If, instead of having been merely grazed on the shoulder, he had been struck a violent blow on the head with the iron staff, he could not have been more stunned. He knew that the police-officer summoned him to follow; but why? That he could not understand.
On his part Ursus, too, was thrown into the most painful agitation, but he saw through matters pretty distinctly. His thoughts ran on the jugglers and preachers, his competitors, on informations laid against the Green Box, on that delinquent the wolf, on his own affair with the three Bishopsgate commissioners, and who knows?—perhaps—but that would be too fearful—Gwynplaine's unbecoming and factious speeches touching the royal authority.
He trembled violently.
Dea was smiling.
Neither Gwynplaine nor Ursus pronounced a word. They had both the same thought—not to frighten Dea. It may have struck the wolf as well, for he ceased growling. True, Ursus did not loose him.
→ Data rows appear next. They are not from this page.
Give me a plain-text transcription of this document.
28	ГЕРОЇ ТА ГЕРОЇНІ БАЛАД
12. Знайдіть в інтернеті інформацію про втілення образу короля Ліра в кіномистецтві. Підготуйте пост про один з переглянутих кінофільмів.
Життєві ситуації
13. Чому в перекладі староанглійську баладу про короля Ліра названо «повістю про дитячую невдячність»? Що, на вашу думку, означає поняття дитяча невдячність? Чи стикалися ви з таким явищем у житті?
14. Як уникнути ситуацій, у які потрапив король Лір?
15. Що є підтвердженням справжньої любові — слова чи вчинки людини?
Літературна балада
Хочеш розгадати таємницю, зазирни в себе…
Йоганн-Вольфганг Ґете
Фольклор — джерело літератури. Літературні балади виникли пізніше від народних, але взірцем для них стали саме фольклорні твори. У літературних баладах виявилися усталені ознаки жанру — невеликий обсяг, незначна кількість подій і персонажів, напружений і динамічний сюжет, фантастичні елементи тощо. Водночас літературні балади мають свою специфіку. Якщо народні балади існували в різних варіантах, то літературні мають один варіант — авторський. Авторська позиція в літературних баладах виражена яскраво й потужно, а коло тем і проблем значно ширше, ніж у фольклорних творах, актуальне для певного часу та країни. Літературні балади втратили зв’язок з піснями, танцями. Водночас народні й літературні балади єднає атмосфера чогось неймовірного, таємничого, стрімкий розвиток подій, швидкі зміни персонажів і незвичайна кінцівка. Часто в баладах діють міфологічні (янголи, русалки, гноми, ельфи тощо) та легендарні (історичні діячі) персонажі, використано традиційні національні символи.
Homo, however, was a prudent wolf when occasion required. Who is there who has not remarked a kind of intelligent anxiety in animals? It may be that to the extent to which a wolf can understand mankind he felt that he was an outlaw.
Gwynplaine rose.
Resistance was impracticable, as Gwynplaine knew. He remembered Ursus's words, and there was no question possible. He remained standing in front of the wapentake. The latter raised the iron staff from Gwynplaine's shoulder, and drawing it back, held it out straight in an attitude of command—a constable's attitude which was well understood in those days by the whole people, and which expressed the following order: "Let this man, and no other, follow me. The rest remain where they are. Silence!"
No curious followers were allowed. In all times the police have had a taste for arrests of the kind. This description of seizure was termed sequestration of the person.
The wapentake turned round in one motion, like a piece of mechanism revolving on its own pivot, and with grave and magisterial step proceeded towards the door of the Green Box.